4. That surge of sunlight behind Carrie
As the letter stated: “Just think of me as a light on the heavens. A beacon. Steering you clear of the rocks.” And then sunlight bathes Carrie, making the metaphor to death pretty clear.
5. Quinn’s endurance must have limits
Midway through the season, Quinn became almost Terminator-esque in surviving one injury after another, then was horrifically given Sarin gas. When he was still alive in that sealed chamber saturated with Sarin for hours it was a huge leap despite the atropine.
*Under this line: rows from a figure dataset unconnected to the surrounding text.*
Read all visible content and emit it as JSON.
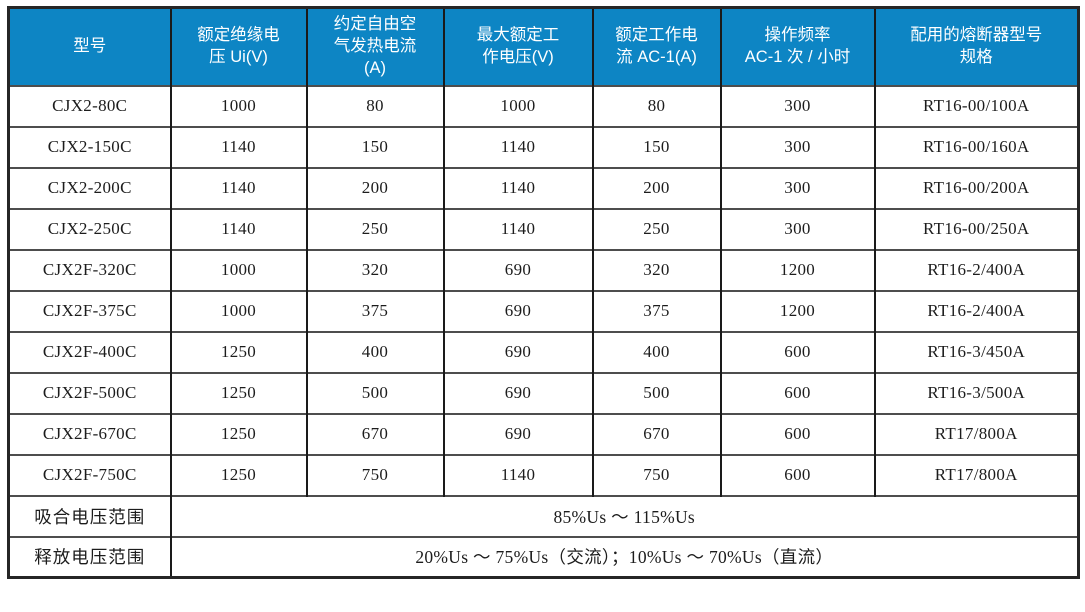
{
  "colors": {
    "header_bg": "#0d85c4",
    "header_text": "#ffffff",
    "body_text": "#1c1c1c",
    "grid_vertical": "#1a1a1a",
    "grid_horizontal": "#4d4d4d",
    "outer_border": "#262626",
    "page_bg": "#ffffff"
  },
  "table": {
    "columns": [
      "型号",
      "额定绝缘电\n压 Ui(V)",
      "约定自由空\n气发热电流\n(A)",
      "最大额定工\n作电压(V)",
      "额定工作电\n流 AC-1(A)",
      "操作频率\nAC-1 次 / 小时",
      "配用的熔断器型号\n规格"
    ],
    "rows": [
      [
        "CJX2-80C",
        "1000",
        "80",
        "1000",
        "80",
        "300",
        "RT16-00/100A"
      ],
      [
        "CJX2-150C",
        "1140",
        "150",
        "1140",
        "150",
        "300",
        "RT16-00/160A"
      ],
      [
        "CJX2-200C",
        "1140",
        "200",
        "1140",
        "200",
        "300",
        "RT16-00/200A"
      ],
      [
        "CJX2-250C",
        "1140",
        "250",
        "1140",
        "250",
        "300",
        "RT16-00/250A"
      ],
      [
        "CJX2F-320C",
        "1000",
        "320",
        "690",
        "320",
        "1200",
        "RT16-2/400A"
      ],
      [
        "CJX2F-375C",
        "1000",
        "375",
        "690",
        "375",
        "1200",
        "RT16-2/400A"
      ],
      [
        "CJX2F-400C",
        "1250",
        "400",
        "690",
        "400",
        "600",
        "RT16-3/450A"
      ],
      [
        "CJX2F-500C",
        "1250",
        "500",
        "690",
        "500",
        "600",
        "RT16-3/500A"
      ],
      [
        "CJX2F-670C",
        "1250",
        "670",
        "690",
        "670",
        "600",
        "RT17/800A"
      ],
      [
        "CJX2F-750C",
        "1250",
        "750",
        "1140",
        "750",
        "600",
        "RT17/800A"
      ]
    ],
    "footer_rows": [
      {
        "label": "吸合电压范围",
        "value": "85%Us ～ 115%Us"
      },
      {
        "label": "释放电压范围",
        "value": "20%Us ～ 75%Us（交流）；10%Us ～ 70%Us（直流）"
      }
    ]
  }
}
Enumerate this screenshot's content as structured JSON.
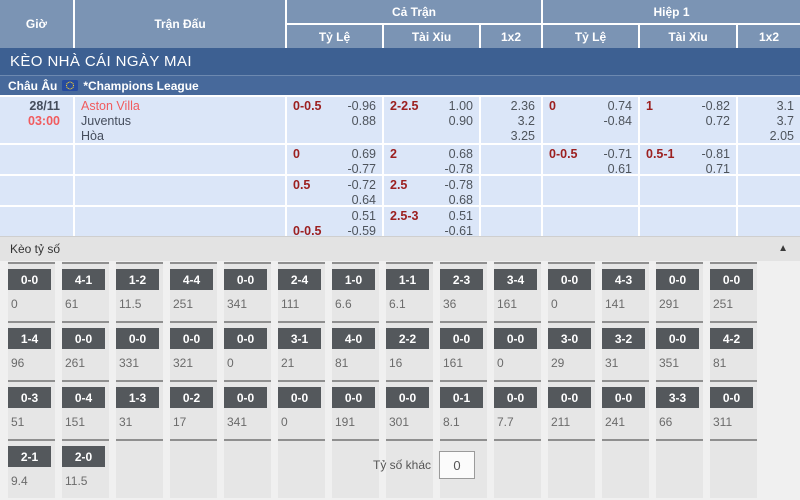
{
  "colors": {
    "header_blue": "#7b94b4",
    "banner_blue": "#3d6092",
    "league_blue": "#47699b",
    "cell_blue": "#dbe6f8",
    "handicap_red": "#9c2020",
    "team_red": "#f15b5e",
    "chip_gray": "#54585c",
    "flag_blue": "#264b9e",
    "flag_star": "#f8d12e"
  },
  "header": {
    "col_time": "Giờ",
    "col_match": "Trận Đấu",
    "group_full": "Cả Trận",
    "group_half": "Hiệp 1",
    "sub": [
      "Tỷ Lệ",
      "Tài Xỉu",
      "1x2"
    ]
  },
  "banner": {
    "title": "KÈO NHÀ CÁI NGÀY MAI"
  },
  "league_bar": {
    "region": "Châu Âu",
    "league": "*Champions League"
  },
  "match": {
    "date": "28/11",
    "time": "03:00",
    "teams": [
      {
        "name": "Aston Villa",
        "highlight": true
      },
      {
        "name": "Juventus",
        "highlight": false
      },
      {
        "name": "Hòa",
        "highlight": false
      }
    ]
  },
  "odds_rows": [
    {
      "ft_hdp": {
        "lines": [
          {
            "h": "0-0.5",
            "v": "-0.96"
          },
          {
            "h": "",
            "v": "0.88"
          }
        ]
      },
      "ft_ou": {
        "lines": [
          {
            "h": "2-2.5",
            "v": "1.00"
          },
          {
            "h": "",
            "v": "0.90"
          }
        ]
      },
      "ft_1x2": {
        "lines": [
          {
            "h": "",
            "v": "2.36"
          },
          {
            "h": "",
            "v": "3.2"
          },
          {
            "h": "",
            "v": "3.25"
          }
        ]
      },
      "h1_hdp": {
        "lines": [
          {
            "h": "0",
            "v": "0.74"
          },
          {
            "h": "",
            "v": "-0.84"
          }
        ]
      },
      "h1_ou": {
        "lines": [
          {
            "h": "1",
            "v": "-0.82"
          },
          {
            "h": "",
            "v": "0.72"
          }
        ]
      },
      "h1_1x2": {
        "lines": [
          {
            "h": "",
            "v": "3.1"
          },
          {
            "h": "",
            "v": "3.7"
          },
          {
            "h": "",
            "v": "2.05"
          }
        ]
      }
    },
    {
      "ft_hdp": {
        "lines": [
          {
            "h": "0",
            "v": "0.69"
          },
          {
            "h": "",
            "v": "-0.77"
          }
        ]
      },
      "ft_ou": {
        "lines": [
          {
            "h": "2",
            "v": "0.68"
          },
          {
            "h": "",
            "v": "-0.78"
          }
        ]
      },
      "ft_1x2": null,
      "h1_hdp": {
        "lines": [
          {
            "h": "0-0.5",
            "v": "-0.71"
          },
          {
            "h": "",
            "v": "0.61"
          }
        ]
      },
      "h1_ou": {
        "lines": [
          {
            "h": "0.5-1",
            "v": "-0.81"
          },
          {
            "h": "",
            "v": "0.71"
          }
        ]
      },
      "h1_1x2": null
    },
    {
      "ft_hdp": {
        "lines": [
          {
            "h": "0.5",
            "v": "-0.72"
          },
          {
            "h": "",
            "v": "0.64"
          }
        ]
      },
      "ft_ou": {
        "lines": [
          {
            "h": "2.5",
            "v": "-0.78"
          },
          {
            "h": "",
            "v": "0.68"
          }
        ]
      },
      "ft_1x2": null,
      "h1_hdp": null,
      "h1_ou": null,
      "h1_1x2": null
    },
    {
      "ft_hdp": {
        "lines": [
          {
            "h": "",
            "v": "0.51"
          },
          {
            "h": "0-0.5",
            "v": "-0.59"
          }
        ]
      },
      "ft_ou": {
        "lines": [
          {
            "h": "2.5-3",
            "v": "0.51"
          },
          {
            "h": "",
            "v": "-0.61"
          }
        ]
      },
      "ft_1x2": null,
      "h1_hdp": null,
      "h1_ou": null,
      "h1_1x2": null
    }
  ],
  "score_section": {
    "title": "Kèo tỷ số",
    "collapse_icon": "▲",
    "other_label": "Tỷ số khác",
    "other_value": "0",
    "rows": [
      [
        {
          "s": "0-0",
          "odd": "0"
        },
        {
          "s": "4-1",
          "odd": "61"
        },
        {
          "s": "1-2",
          "odd": "11.5"
        },
        {
          "s": "4-4",
          "odd": "251"
        },
        {
          "s": "0-0",
          "odd": "341"
        },
        {
          "s": "2-4",
          "odd": "111"
        },
        {
          "s": "1-0",
          "odd": "6.6"
        },
        {
          "s": "1-1",
          "odd": "6.1"
        },
        {
          "s": "2-3",
          "odd": "36"
        },
        {
          "s": "3-4",
          "odd": "161"
        },
        {
          "s": "0-0",
          "odd": "0"
        },
        {
          "s": "4-3",
          "odd": "141"
        },
        {
          "s": "0-0",
          "odd": "291"
        },
        {
          "s": "0-0",
          "odd": "251"
        }
      ],
      [
        {
          "s": "1-4",
          "odd": "96"
        },
        {
          "s": "0-0",
          "odd": "261"
        },
        {
          "s": "0-0",
          "odd": "331"
        },
        {
          "s": "0-0",
          "odd": "321"
        },
        {
          "s": "0-0",
          "odd": "0"
        },
        {
          "s": "3-1",
          "odd": "21"
        },
        {
          "s": "4-0",
          "odd": "81"
        },
        {
          "s": "2-2",
          "odd": "16"
        },
        {
          "s": "0-0",
          "odd": "161"
        },
        {
          "s": "0-0",
          "odd": "0"
        },
        {
          "s": "3-0",
          "odd": "29"
        },
        {
          "s": "3-2",
          "odd": "31"
        },
        {
          "s": "0-0",
          "odd": "351"
        },
        {
          "s": "4-2",
          "odd": "81"
        }
      ],
      [
        {
          "s": "0-3",
          "odd": "51"
        },
        {
          "s": "0-4",
          "odd": "151"
        },
        {
          "s": "1-3",
          "odd": "31"
        },
        {
          "s": "0-2",
          "odd": "17"
        },
        {
          "s": "0-0",
          "odd": "341"
        },
        {
          "s": "0-0",
          "odd": "0"
        },
        {
          "s": "0-0",
          "odd": "191"
        },
        {
          "s": "0-0",
          "odd": "301"
        },
        {
          "s": "0-1",
          "odd": "8.1"
        },
        {
          "s": "0-0",
          "odd": "7.7"
        },
        {
          "s": "0-0",
          "odd": "211"
        },
        {
          "s": "0-0",
          "odd": "241"
        },
        {
          "s": "3-3",
          "odd": "66"
        },
        {
          "s": "0-0",
          "odd": "311"
        }
      ],
      [
        {
          "s": "2-1",
          "odd": "9.4"
        },
        {
          "s": "2-0",
          "odd": "11.5"
        },
        {},
        {},
        {},
        {},
        {},
        {},
        {},
        {},
        {},
        {},
        {},
        {}
      ]
    ]
  }
}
And there was that potentially fatal effort to prematurely wake him so Carrie and Saul could interrogate him, which felt like it should have killed him once again.
Homeland takes liberties with believability all the time, but at a certain point a show needs to pull the trigger, so to speak. If Quinn’s eyes suddenly snapped open it would be an epic eye-rolling fake-out and it would have emotionally invalidated much of what we’ve seen. Alternately, and more likely, Carrie could suddenly change her mind (which is still a bit cheesy) and then the show could pick up six months later and then in, say, the third episode next season, we learn Quinn has come out of his coma and he’s not all that bad after all. Homeland could sell this to fans who desperately want Quinn to return, but would we still respect the show as much — and wouldn’t this finale seem diminished — if it did? This isn’t to advocate for Quinn’s death mind you, but if you take it this far, it’s pretty tough to jump back from the cliff.
Either way, this marked the first season of Homeland that also felt like it could have served as series finale.